My Fall Look: Maine Guide Shirt by L.L. Bean
Something happened. A tear in the universe. Suddenly, the red and black buffalo check has taken over. From Madison Avenue to the mall, from the High Street to the high school hallways, the check has become so common, all things from tweeny scarves and Sperry Top-Siders to duct tape and skate decks have become, well, decked out in the pattern once only reserved for Paul Bunyan and the Brawny paper towel guy.
pullover, circa 1921
Growing up, I owned one or two flannel shirts but never a buffalo check. I do recall a smart-looking hunter and navy wool pattern getting lots of wear in my formative years. The buffalo check is “too woodsman,” my father said, which is funny because he relishes the moniker “woodsman” when bestowed upon him by friends or, say, an emulatory son. Neither here nor there, when I was little, my mother made me wear the heavy jacket-like shirt over an oxford cloth to keep it from getting dirty while we raked leaves in the backyard, our Lambau of a touch football field. Then, Seattle happened, and my flannel turned the Friday night mixer into a headbanger’s ball. In high school, I discovered two things I thought would keep me warmer than any flannel: the Synchilla Snap-T and Girls.
Then, something happened.
Having outgrown the flannels of my childhood, I asked for a buffalo check flannel for Christmas, 2006.

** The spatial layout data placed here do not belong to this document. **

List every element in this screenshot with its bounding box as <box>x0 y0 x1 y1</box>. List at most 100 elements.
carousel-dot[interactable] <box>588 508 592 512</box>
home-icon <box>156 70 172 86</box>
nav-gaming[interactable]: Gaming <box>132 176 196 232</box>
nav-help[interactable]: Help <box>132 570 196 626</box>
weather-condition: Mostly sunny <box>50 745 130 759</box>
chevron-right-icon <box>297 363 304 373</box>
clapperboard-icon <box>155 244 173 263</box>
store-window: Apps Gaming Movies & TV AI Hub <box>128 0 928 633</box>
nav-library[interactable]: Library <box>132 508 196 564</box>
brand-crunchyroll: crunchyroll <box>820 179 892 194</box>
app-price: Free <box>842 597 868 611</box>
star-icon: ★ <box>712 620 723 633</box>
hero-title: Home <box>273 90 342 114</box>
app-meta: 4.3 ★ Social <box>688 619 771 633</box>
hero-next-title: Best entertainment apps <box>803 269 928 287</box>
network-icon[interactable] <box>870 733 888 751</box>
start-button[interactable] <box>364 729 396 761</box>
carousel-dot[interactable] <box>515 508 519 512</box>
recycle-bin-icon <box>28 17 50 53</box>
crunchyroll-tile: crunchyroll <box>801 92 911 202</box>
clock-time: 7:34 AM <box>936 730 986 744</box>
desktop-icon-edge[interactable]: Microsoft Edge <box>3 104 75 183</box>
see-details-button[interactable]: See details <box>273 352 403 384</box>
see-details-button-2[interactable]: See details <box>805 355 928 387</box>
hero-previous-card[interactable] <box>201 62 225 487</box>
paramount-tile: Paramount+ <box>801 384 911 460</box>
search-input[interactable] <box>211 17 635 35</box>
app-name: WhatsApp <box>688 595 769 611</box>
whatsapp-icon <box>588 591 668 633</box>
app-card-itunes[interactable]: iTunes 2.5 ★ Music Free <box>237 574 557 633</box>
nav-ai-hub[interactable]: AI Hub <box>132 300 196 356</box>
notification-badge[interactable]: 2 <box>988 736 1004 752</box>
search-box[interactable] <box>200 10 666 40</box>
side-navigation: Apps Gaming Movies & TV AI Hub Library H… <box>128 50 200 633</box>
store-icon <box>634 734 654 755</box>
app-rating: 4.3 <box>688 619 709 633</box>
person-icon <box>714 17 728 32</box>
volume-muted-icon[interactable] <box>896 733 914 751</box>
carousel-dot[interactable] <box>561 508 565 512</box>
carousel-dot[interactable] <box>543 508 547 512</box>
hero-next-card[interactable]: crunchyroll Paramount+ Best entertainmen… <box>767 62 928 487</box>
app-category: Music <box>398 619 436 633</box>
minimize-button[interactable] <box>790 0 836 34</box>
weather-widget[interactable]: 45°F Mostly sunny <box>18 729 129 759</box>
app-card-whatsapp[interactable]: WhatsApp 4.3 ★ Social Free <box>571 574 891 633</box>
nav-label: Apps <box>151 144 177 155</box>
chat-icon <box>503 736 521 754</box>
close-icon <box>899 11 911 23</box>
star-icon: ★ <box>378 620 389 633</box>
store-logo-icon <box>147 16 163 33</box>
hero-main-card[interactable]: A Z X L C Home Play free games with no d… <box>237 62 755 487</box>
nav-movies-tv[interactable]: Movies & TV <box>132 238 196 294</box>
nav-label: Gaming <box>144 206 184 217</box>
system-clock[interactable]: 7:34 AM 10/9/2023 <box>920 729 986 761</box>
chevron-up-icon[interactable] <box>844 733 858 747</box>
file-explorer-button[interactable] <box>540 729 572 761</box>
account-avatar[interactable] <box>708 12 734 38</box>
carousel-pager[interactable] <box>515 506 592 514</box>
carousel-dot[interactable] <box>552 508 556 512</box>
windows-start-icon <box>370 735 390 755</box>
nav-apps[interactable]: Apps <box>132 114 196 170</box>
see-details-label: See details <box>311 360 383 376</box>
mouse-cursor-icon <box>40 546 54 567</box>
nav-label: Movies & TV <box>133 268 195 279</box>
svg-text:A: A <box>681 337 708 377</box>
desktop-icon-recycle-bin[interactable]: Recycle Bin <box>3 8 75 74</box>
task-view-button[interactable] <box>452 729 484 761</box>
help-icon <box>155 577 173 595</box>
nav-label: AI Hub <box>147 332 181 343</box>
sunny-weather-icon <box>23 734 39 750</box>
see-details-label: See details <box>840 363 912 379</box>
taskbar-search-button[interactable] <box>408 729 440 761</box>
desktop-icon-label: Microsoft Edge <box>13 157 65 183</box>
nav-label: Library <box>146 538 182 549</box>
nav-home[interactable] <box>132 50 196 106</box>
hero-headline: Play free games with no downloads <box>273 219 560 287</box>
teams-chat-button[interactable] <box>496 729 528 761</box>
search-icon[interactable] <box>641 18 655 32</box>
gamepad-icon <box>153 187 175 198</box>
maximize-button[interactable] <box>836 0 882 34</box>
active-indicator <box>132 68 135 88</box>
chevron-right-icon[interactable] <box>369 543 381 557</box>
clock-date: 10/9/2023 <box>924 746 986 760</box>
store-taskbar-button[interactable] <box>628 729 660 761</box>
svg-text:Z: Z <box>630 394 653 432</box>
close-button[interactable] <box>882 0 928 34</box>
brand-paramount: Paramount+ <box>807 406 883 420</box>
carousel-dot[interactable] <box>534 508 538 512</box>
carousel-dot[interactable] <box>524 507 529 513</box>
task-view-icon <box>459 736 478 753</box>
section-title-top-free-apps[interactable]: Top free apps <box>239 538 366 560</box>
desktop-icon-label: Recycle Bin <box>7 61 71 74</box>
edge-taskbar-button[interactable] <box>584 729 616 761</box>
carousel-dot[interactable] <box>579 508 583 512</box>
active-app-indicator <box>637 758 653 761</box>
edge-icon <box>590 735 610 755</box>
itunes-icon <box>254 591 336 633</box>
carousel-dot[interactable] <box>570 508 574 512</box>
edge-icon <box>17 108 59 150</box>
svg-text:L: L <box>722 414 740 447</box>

“Really?” my mom asked, looking sternly at my Christmas List — still a requirement in our household. “Really, not another Patagonia?”
“I just want something classic, please.”
Last winter, as The New York Times, The LA Times, Newsweek, and all the men’s magazines declared the rise of Lumberjack Luxe, I’d receive clippings from my mother with Post-It notes attached, “You were right.” Right or wrong, I truly just preferred the standard-bearer for a change. Now, I own two of the black and red buffalo check shirts, the one my parents gave me and a vintage Madewell guide shirt, a real hairy mother, given to me by my girlfriend at the time.

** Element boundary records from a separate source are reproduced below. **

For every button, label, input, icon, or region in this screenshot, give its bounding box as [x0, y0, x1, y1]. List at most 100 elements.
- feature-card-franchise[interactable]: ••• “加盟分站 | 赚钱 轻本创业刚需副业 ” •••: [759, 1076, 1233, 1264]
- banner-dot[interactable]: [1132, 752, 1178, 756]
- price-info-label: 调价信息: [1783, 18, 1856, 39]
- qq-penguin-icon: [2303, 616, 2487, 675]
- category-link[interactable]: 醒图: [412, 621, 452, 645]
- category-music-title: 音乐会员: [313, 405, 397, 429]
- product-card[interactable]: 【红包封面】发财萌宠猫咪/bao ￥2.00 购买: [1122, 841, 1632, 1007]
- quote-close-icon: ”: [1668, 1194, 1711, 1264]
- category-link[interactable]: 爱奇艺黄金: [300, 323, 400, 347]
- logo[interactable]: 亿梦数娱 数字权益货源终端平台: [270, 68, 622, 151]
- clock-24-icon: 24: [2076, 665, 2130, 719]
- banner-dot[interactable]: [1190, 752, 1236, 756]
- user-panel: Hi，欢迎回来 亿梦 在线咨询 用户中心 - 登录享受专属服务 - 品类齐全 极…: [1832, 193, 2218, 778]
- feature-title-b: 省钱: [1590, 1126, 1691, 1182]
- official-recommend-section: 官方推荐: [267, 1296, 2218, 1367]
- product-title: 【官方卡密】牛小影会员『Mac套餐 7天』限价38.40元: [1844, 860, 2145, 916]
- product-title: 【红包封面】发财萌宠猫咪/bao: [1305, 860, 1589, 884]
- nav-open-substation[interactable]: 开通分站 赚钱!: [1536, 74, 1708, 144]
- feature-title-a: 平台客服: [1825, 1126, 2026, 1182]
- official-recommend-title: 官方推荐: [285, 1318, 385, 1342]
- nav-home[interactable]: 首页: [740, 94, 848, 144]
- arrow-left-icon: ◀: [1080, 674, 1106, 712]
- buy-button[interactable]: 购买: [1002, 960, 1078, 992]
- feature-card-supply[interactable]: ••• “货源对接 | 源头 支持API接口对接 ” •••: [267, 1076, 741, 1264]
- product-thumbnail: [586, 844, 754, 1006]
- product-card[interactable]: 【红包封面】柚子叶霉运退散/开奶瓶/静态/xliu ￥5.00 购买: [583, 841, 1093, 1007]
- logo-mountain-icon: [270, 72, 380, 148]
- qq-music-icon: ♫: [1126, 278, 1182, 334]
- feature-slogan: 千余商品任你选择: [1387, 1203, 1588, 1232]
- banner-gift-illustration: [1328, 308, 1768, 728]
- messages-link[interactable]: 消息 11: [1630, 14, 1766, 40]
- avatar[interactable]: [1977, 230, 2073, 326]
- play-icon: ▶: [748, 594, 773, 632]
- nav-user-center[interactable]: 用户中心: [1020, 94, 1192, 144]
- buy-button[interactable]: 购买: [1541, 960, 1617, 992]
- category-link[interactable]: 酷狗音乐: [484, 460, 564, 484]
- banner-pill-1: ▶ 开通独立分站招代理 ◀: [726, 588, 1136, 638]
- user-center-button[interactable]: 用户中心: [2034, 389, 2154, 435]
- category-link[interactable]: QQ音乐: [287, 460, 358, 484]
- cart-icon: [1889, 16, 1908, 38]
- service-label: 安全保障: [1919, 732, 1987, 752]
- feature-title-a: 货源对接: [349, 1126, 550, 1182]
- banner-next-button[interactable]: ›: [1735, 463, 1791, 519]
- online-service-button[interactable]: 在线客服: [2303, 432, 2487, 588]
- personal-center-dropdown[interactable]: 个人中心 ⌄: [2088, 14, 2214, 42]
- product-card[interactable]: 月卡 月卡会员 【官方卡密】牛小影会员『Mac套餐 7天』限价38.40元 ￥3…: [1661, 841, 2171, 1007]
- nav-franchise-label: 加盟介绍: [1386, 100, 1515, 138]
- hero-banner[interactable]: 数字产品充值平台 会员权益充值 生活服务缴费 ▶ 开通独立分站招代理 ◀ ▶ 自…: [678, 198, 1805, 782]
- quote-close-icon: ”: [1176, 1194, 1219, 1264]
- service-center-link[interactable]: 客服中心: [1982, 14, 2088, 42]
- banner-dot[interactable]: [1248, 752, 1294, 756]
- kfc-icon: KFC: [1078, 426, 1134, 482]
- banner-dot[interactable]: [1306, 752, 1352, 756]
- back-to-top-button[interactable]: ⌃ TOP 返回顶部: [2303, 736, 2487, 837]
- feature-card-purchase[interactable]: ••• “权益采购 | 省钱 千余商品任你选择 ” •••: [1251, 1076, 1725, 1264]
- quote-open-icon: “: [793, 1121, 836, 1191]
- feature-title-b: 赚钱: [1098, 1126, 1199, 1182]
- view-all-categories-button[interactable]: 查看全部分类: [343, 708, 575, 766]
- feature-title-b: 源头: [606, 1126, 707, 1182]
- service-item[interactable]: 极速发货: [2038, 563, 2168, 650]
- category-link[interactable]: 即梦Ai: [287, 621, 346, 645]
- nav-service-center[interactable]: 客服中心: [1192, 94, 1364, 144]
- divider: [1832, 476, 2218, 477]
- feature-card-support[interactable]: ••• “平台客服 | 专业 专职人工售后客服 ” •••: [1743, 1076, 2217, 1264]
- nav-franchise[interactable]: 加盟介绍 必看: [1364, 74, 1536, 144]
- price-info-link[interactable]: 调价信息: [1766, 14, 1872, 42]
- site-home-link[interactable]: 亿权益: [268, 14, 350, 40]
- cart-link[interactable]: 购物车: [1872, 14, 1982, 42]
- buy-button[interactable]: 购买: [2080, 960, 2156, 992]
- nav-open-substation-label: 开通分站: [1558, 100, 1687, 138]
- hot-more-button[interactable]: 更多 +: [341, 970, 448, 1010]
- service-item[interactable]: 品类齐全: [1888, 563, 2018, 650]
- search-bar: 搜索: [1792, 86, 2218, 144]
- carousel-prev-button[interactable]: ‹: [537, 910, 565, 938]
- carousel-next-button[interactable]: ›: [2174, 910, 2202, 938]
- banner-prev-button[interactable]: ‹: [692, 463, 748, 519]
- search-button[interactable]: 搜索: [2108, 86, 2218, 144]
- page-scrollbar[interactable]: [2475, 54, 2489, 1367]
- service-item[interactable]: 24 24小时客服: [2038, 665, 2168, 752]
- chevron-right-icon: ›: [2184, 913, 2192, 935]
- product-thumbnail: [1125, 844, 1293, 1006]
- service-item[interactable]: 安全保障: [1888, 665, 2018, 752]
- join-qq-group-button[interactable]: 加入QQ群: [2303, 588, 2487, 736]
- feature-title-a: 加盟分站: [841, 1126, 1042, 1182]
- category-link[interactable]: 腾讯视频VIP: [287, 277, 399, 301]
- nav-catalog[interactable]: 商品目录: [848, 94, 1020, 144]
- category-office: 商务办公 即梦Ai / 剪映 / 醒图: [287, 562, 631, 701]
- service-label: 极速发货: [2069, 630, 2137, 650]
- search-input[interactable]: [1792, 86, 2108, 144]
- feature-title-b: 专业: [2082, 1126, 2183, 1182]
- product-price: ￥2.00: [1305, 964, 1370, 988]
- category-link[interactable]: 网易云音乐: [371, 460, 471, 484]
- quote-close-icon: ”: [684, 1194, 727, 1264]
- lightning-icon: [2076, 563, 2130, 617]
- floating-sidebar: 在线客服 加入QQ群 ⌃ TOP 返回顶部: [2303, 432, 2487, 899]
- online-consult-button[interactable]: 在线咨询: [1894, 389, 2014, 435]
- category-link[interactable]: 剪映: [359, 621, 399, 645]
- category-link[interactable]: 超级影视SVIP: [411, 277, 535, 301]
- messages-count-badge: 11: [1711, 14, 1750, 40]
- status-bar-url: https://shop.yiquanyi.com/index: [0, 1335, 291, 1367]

color representation of the plaid
I asked Jim Hauptman, L.L. Bean’s director of product design, and Owen Kelly in their design department for their take on the rise in popularity of the buffalo check. They offered the following:
We have been keeping a watchful eye on the buffalo plaid trend in the market — it’s been on the menswear runways for the past few seasons and has even shown up, interestingly interpreted, in the women’s market, from Marc Jacobs to Ralph Lauren…. For us, the buffalo plaid has never been out of style. Our “Maine Guide Shirt,” first featured in our 1921 catalog, remains an integral part of our line. This fall, our Allagash Khakis are available with a buffalo plaid lining, as are our Katahdin Iron Works Sweatshirts.
cruiser, circa 1928. high-quality buttons.

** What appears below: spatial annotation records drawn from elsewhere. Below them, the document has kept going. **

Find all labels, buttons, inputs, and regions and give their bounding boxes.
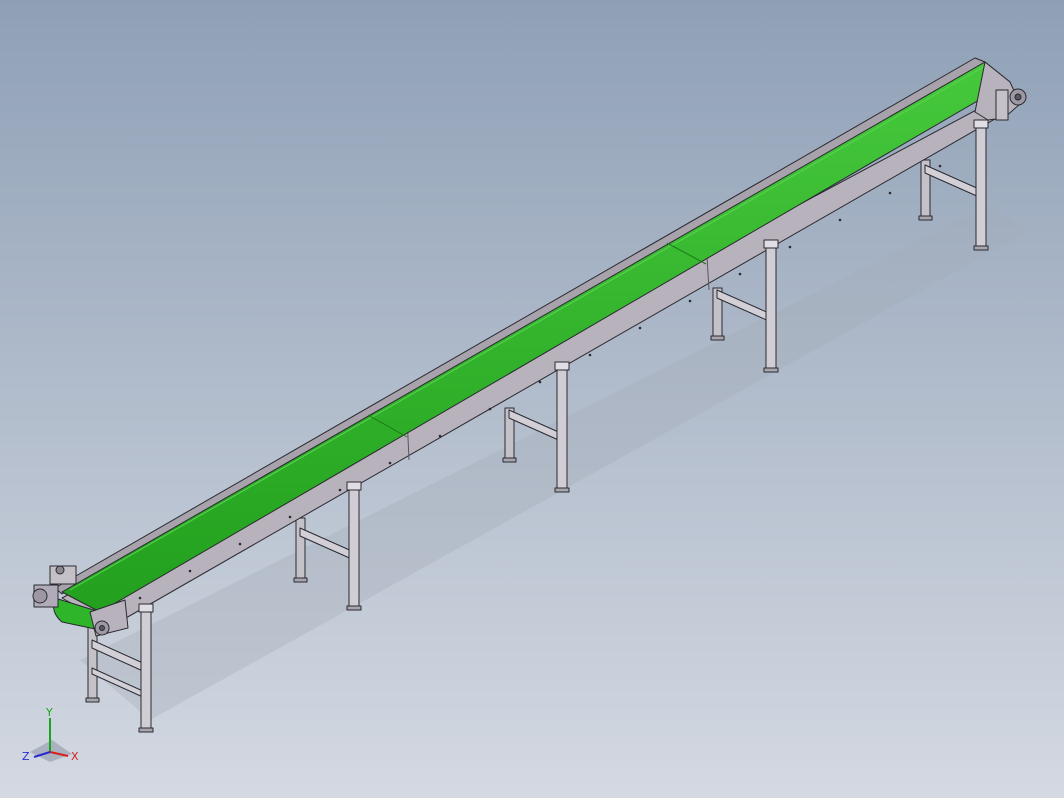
- head-pulley-hub: [1014, 93, 1022, 101]
- tail-pulley-hub: [99, 625, 105, 631]
- bolt: [188, 569, 192, 573]
- head-bracket: [995, 89, 1009, 121]
- leg-cap: [763, 239, 779, 249]
- gearbox-cap: [55, 565, 65, 575]
- foot-plate: [710, 335, 725, 341]
- leg-front-2: [348, 487, 360, 609]
- bolt: [688, 299, 692, 303]
- foot-plate: [918, 215, 933, 221]
- leg-front-3: [556, 367, 568, 491]
- foot-plate: [138, 727, 154, 733]
- bolt: [838, 218, 842, 222]
- bolt: [788, 245, 792, 249]
- leg-cap: [554, 361, 570, 371]
- bolt: [588, 353, 592, 357]
- leg-front-1: [140, 609, 152, 731]
- triad-label-y: Y: [45, 706, 53, 719]
- motor-end-cap: [32, 588, 48, 604]
- leg-rear-2: [295, 517, 306, 581]
- bolt: [638, 326, 642, 330]
- bolt: [938, 164, 942, 168]
- bolt: [138, 596, 142, 600]
- foot-plate: [346, 605, 362, 611]
- leg-front-4: [765, 245, 777, 371]
- foot-plate: [85, 697, 100, 703]
- leg-cap: [138, 603, 154, 613]
- bolt: [888, 191, 892, 195]
- bolt: [488, 407, 492, 411]
- bolt: [438, 434, 442, 438]
- foot-plate: [973, 245, 989, 251]
- leg-cap: [346, 481, 362, 491]
- bolt: [238, 542, 242, 546]
- cad-viewport[interactable]: Y X Z: [0, 0, 1064, 798]
- foot-plate: [763, 367, 779, 373]
- bolt: [538, 380, 542, 384]
- leg-front-5: [975, 125, 987, 249]
- foot-plate: [502, 457, 517, 463]
- bolt: [338, 488, 342, 492]
- triad-label-x: X: [71, 750, 79, 763]
- triad-label-z: Z: [22, 750, 30, 763]
- foot-plate: [554, 487, 570, 493]
- bolt: [738, 272, 742, 276]
- leg-cap: [973, 119, 989, 129]
- bolt: [288, 515, 292, 519]
- bolt: [388, 461, 392, 465]
- foot-plate: [293, 577, 308, 583]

circa 1940s. Note the elbow patches.
The folks at L.L. Bean were kind enough to send a slew of photos from Ruth Porter’s archive and clippings from catalogs past documenting the subtle changes to the Maine Guide Shirt since its 1921 debut.
As summer turns to fall, as we welcome a whoosh of cold air, I will continue to layer my heavy wool buffalo check over my OCBDs; it’s less a matter of remaining on-trend, more so one of mere necessity. The thing works. It’s breathable, warm, and naturally water-resistant. As my old roommates discovered last fall, once you try a Maine Guide Shirt, you may find that polyester fleece, much like ex-girlfriends, becomes merely a fond memory.